Brown initiated KOCO’s youth development and youth leadership programs. As he worked with his students, the school began to take an interest. They wanted black men in particular to bring their experience and knowledge to the classroom.
And as he did, school inequality became very clear.
“You work with these young people and you realize that in this school there is only one computer for the whole class and no air conditioning,” he recalls. “After that, I also go to schools and other areas and cooperate with the student council. When you come in, the school is bright. The classrooms are small. They have acquired world languages. They have counselors. Every class has an assistant teacher.”
Brown began to realize that the discrepancies between schools were systemic. KOCO began organizing more and more, stopping the city from closing more than 20 of his schools, attended primarily by black and brown students, at city hall to increase job opportunities for young people. I sat down.
The goal is to create an equitable education system regardless of student race, and Journey for Justice Alliance was founded in 2012.
The Alliance is focused on establishing a ‘Sustainable Community School Village’.
A sustainable community school is rooted in the principle that everyone in the school community should be informed of what an engaging, relevant and rigorous curriculum looks like.
Brown said the Journey for Justice Alliance is focused on wraparound support.
“For casual listeners, wraparound support can be a speech therapist or a school nurse. It’s very true, but wraparound support simply removes learning barriers,” he explained. . “The debate team and the African American History Club are all-encompassing supports.
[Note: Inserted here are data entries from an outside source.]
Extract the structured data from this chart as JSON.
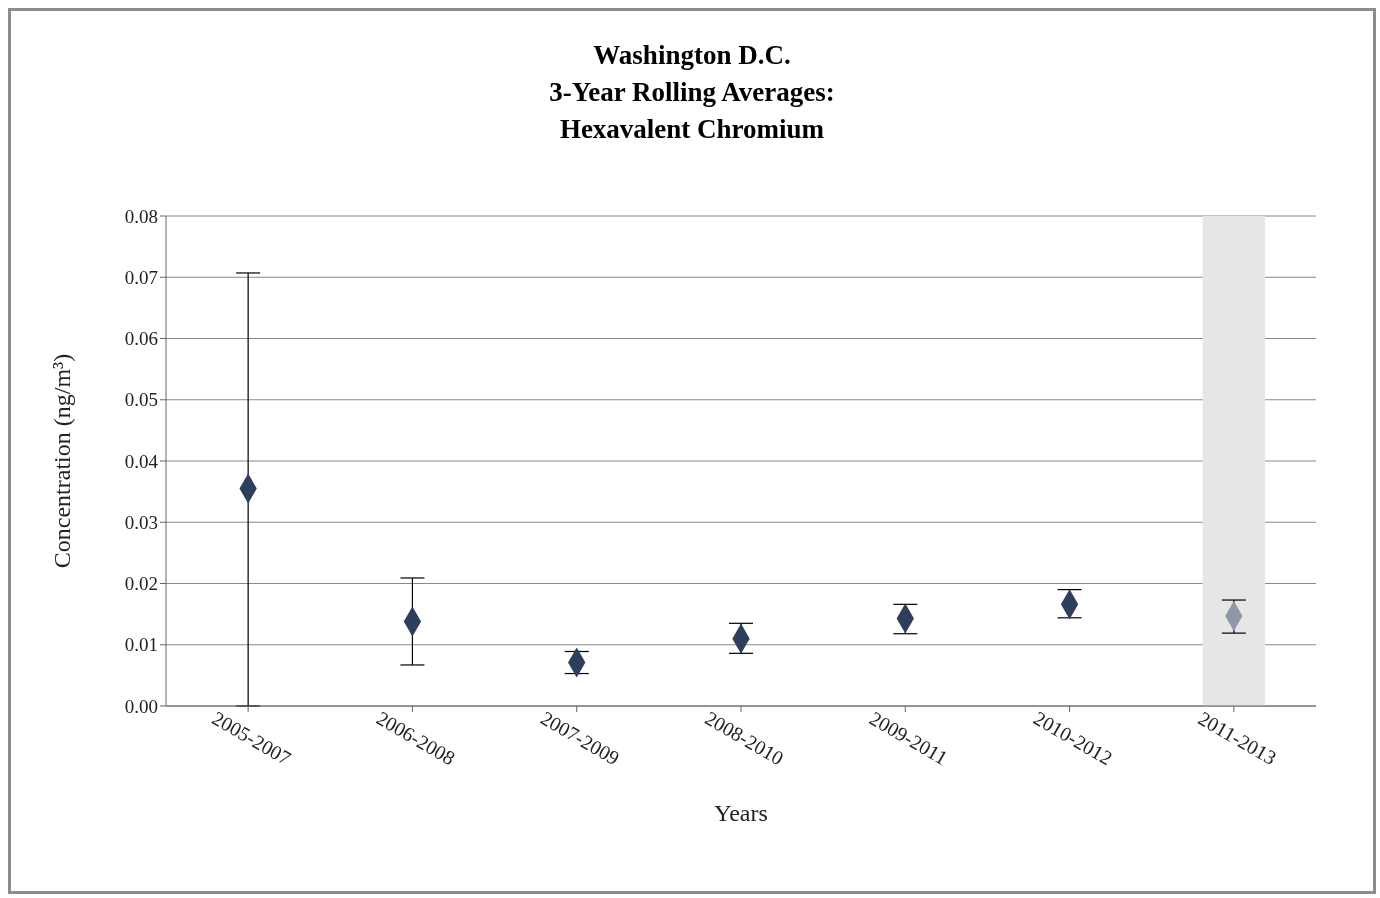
{
  "chart_data": {
    "type": "scatter",
    "title": "Washington D.C.\n3-Year Rolling Averages:\nHexavalent Chromium",
    "xlabel": "Years",
    "ylabel": "Concentration (ng/m³)",
    "categories": [
      "2005-2007",
      "2006-2008",
      "2007-2009",
      "2008-2010",
      "2009-2011",
      "2010-2012",
      "2011-2013"
    ],
    "values": [
      0.0355,
      0.0138,
      0.0071,
      0.011,
      0.0143,
      0.0166,
      0.0147
    ],
    "colors": [
      "#2e3f5c",
      "#2e3f5c",
      "#2e3f5c",
      "#2e3f5c",
      "#2e3f5c",
      "#2e3f5c",
      "#8e98a8"
    ],
    "errors": [
      [
        0,
        0.0707
      ],
      [
        0.0067,
        0.0209
      ],
      [
        0.0053,
        0.0089
      ],
      [
        0.0086,
        0.0135
      ],
      [
        0.0118,
        0.0166
      ],
      [
        0.0144,
        0.019
      ],
      [
        0.0119,
        0.0173
      ]
    ],
    "ylim": [
      0,
      0.08
    ],
    "yticks": [
      {
        "value": 0,
        "label": "0.00"
      },
      0.01,
      0.02,
      0.03,
      0.04,
      0.05,
      0.06,
      0.07,
      0.08
    ],
    "bands": [
      {
        "axis": "x",
        "from": "2011-2013",
        "to": "2011-2013",
        "color": "#e6e6e6"
      }
    ],
    "grid": "y",
    "marker": "diamond"
  }
}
Activists in other cities began asking questions as well. Defenders from Detroit, Newark, New Jersey, New York City, Baltimore, Philadelphia, Boston, Washington, DC, and Oakland, California soon joined Brown’s mission.
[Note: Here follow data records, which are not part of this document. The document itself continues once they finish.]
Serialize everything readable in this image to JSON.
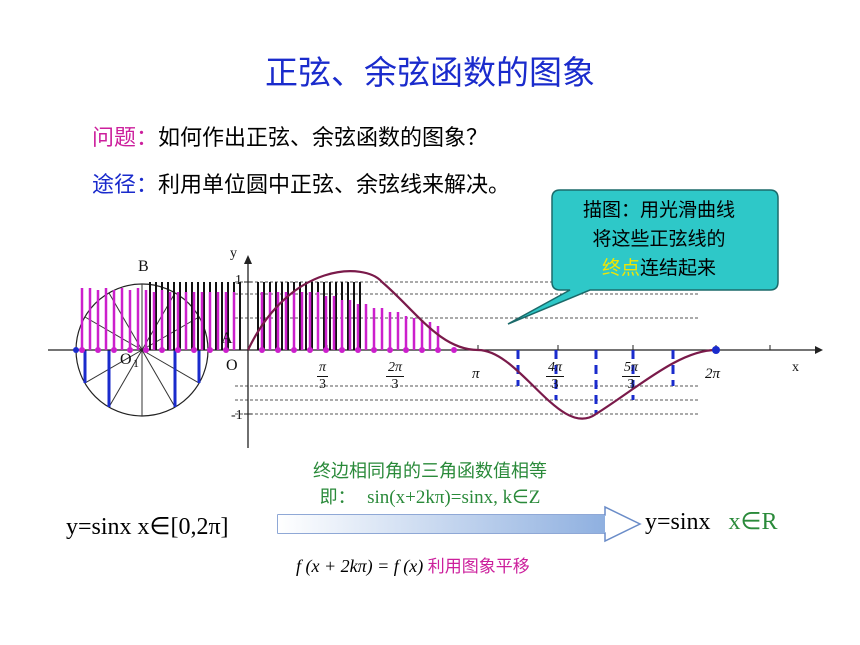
{
  "title": "正弦、余弦函数的图象",
  "question": {
    "label": "问题：",
    "text": "如何作出正弦、余弦函数的图象？"
  },
  "approach": {
    "label": "途径：",
    "text": "利用单位圆中正弦、余弦线来解决。"
  },
  "callout": {
    "line1": "描图：用光滑曲线",
    "line2": "将这些正弦线的",
    "highlight": "终点",
    "line3_rest": "连结起来"
  },
  "graph": {
    "y_label": "y",
    "x_label": "x",
    "point_B": "B",
    "point_A": "A",
    "origin_left": "O",
    "origin_small": "1",
    "origin_main": "O",
    "y_tick_top": "1",
    "y_tick_bottom": "-1",
    "ticks": [
      {
        "num": "π",
        "den": "3"
      },
      {
        "num": "2π",
        "den": "3"
      },
      {
        "single": "π"
      },
      {
        "num": "4π",
        "den": "3"
      },
      {
        "num": "5π",
        "den": "3"
      },
      {
        "single": "2π"
      }
    ]
  },
  "bottom": {
    "green_line1": "终边相同角的三角函数值相等",
    "green_line2_label": "即：",
    "green_line2_eq": "sin(x+2kπ)=sinx,  k∈Z",
    "left_formula": "y=sinx   x∈[0,2π]",
    "right_formula_main": "y=sinx",
    "right_formula_domain": "x∈R",
    "shift_formula": "f (x + 2kπ) = f (x)",
    "shift_text": "利用图象平移"
  },
  "colors": {
    "title": "#1a2bcc",
    "question_label": "#cc1f9c",
    "approach_label": "#1a2bcc",
    "curve": "#7a1a4a",
    "callout_fill": "#2ec8c8",
    "highlight": "#f2e600",
    "sine_lines_blue": "#1a2bcc",
    "magenta": "#cc1fcc",
    "green": "#2a8a3a"
  }
}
Today, the Journey for Justice Alliance is active in more than 38 cities across the country. Its platform will support what they call racial justice and educational equity, including a moratorium on school privatization, building 25,000 sustainable community schools by 2025, and ending a zero-tolerance policy in public education. I want a solid policy.
“As we grew up, we said, ‘Don’t get caught up in what we disagree with,'” Brown said. I have to start.”
More than that, Brown believes the Alliance believes that “those closest to pain must be closest to power.”
“One thing we’ve noticed is that no one comes to us and says, ‘What can we do to make this world better?’ ” he said.
The Alliance decided to ask itself that very question. Over the course of several months, across the country he held more than 200 “listening projects” to discuss how racism affects our quality of life and what our vision for a better country is. I asked if
Part of these visions included a community college that provides training and career placements for young people in green technology. This allows students to follow a career path in trade after graduating from high school, graduating from college.
Other responses focused on the ability to allocate resources to doulas outside of the school environment and health care, in particular. Doulas are not health care professionals, but are coaches or companions for pregnant women. Doulas are often a popular form of support in communities of color.
The answers are recorded in a report that Brown and other members of the Alliance will file with the Capitol this month.
According to Brown, the Alliance’s plans include U.S. Representative Jamal Bowman (DN.Y.), Illinois Democratic Rep. Chui Garcia, Rep. Danny Davis, Rep. Bobby Rush, and Sen. Chris Van Hollen. (Democrat-Maryland) has already received support from politicians such as Bernie Sanders (I-Vt.)
Brown said he is confident that with their support, the Journey for Justice Alliance can bring about policy change in communities across the country.
“We have to raise the standards. I think there are some people in parliament and definitely some locals who want to raise the standards now,” he said. . “If raising that bar is supported and supported by movement, you can win.”